There's something about overcast skies that compels you to listen to Tom Waits. Maybe it's the melancholy mood he casts or perhaps his sardonic grit just finds itself at home in the rain. Bone Machine gives you the full Waits cast - meaning you get carnival Waits, serious Waits, down-right-grim Waits. I'd recommend giving this one a listen while walking around downtown Nashville. Between the slight circus of Broadway and the famed honky-tonks, the exposed brick buildings against the shiny new skyscrapers, and metallic bridge over the river it's a natural fit for Waits. Hell he'd probably stumble out of one of the aforementioned honky-tonks and try to convince you his great-grandfather owned the old factory that used to be in that warehouse that's now a hip restaurant. But what makes this album so great (in my opinion) is the light that peeks through at the end. From "Whistle Down The Wind" onward the tracks are raw, honest, and beautiful in a way totally unique to Waits. It might still be raining, but the sun's starting to come through the clouds.
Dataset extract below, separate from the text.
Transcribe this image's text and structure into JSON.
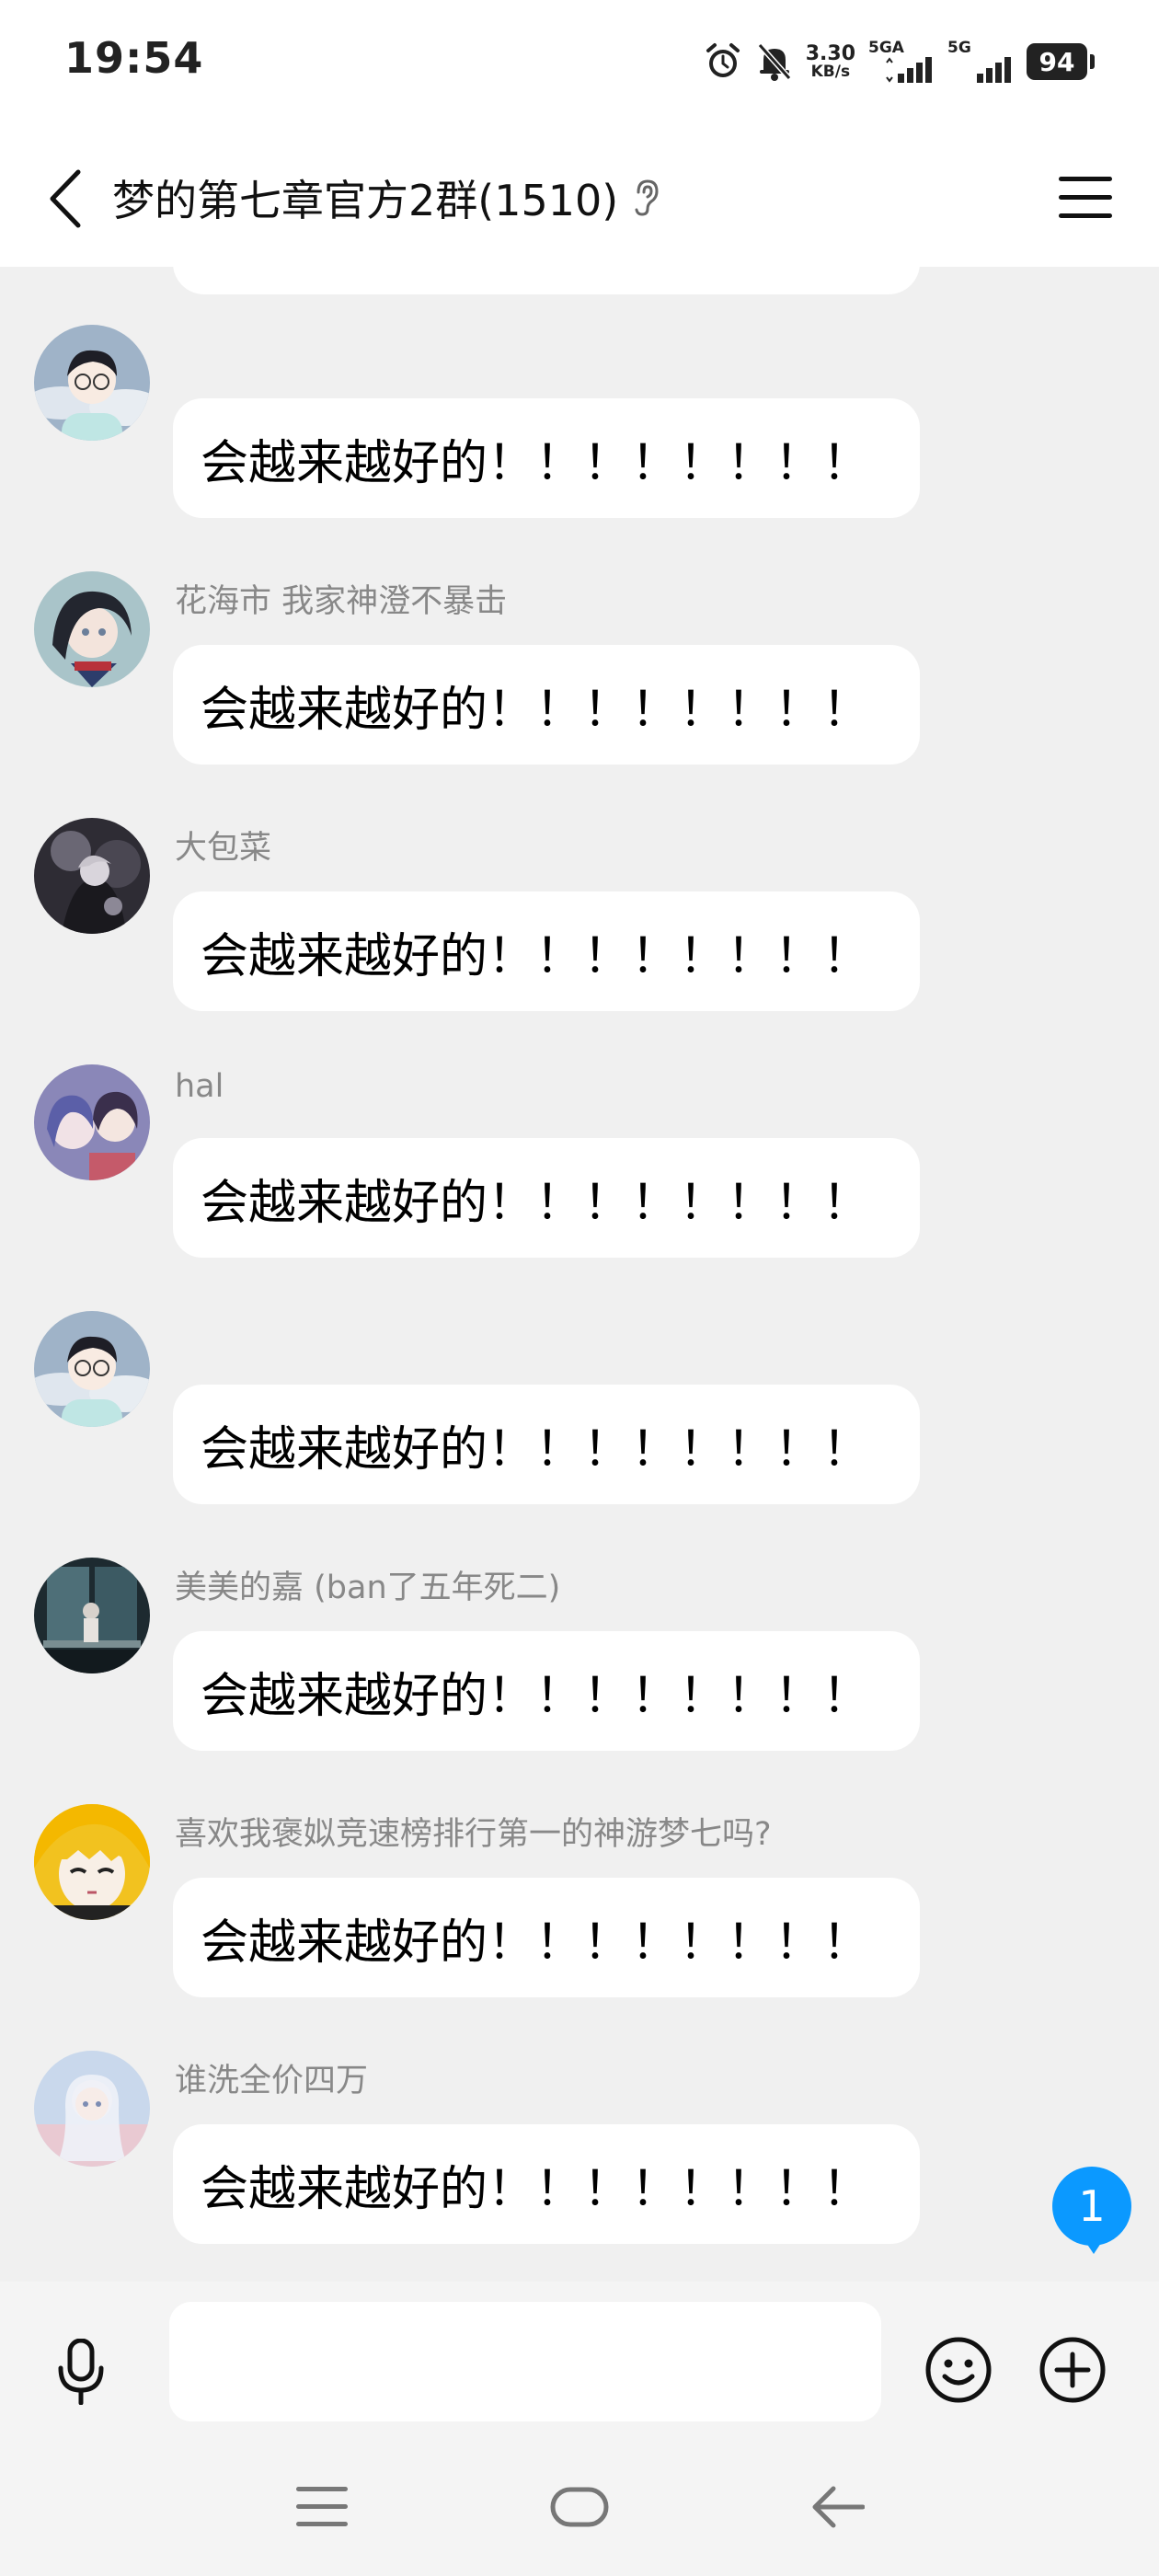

This first time I finished listening to this record I immediately started it over. Catchy, thoughtful, fuzzed-out pop songs that were totally mesmerizing? Hooked doesn't begin to cover it. YLT has a knack for knowing when to play to the quieter moments and when to let the floodgates open - Painful showcases that in the best way. Once the sun's poked its head out for the day, put it on. It'll keep you company in your post-brunch haze while you make your way across town. I'd recommend checking out the strip by BookMan BookWoman. It's in East Nashville (near Belmont/Vanderbilt) - where you can grab some Jeni's ice cream from Hot & Cold and soak up some sun.
There's no doubt in my mind that this album was made for the golden hour - be it early in the morning or late at night. Personally, I like to picture it as the soundtrack to one of Bryan Ferry's dreams. It's softer and less chaotic than their previous efforts, but I love it. The skeletal saxophone and guitar lines weave in and around Ferry's synth landscapes allowing us to float alongside. This is what you put on as the lights dim and you move out to the patio for dinner. The twinkle lights and wooded beer garden of Pharmacy is an ideal spot to grab said bite.
This is the only record in this post from 2014 - which I feel the need to state, since it shows how much it's had an impact on me in such a short span of time. Craig is a formally trained opera singer who specializes in grainy, looped melancholia. It's devastating ambient drone wherein loops last long enough to witness their echoes spread like rings in their wake. Simple sounds are wrangled, distorted only to be fed back through in a new fashion. You hate to leave your latest adventure behind, but listening to this on the way home will fuel your new, fresh perspective on things. Trust me, it sticks with you.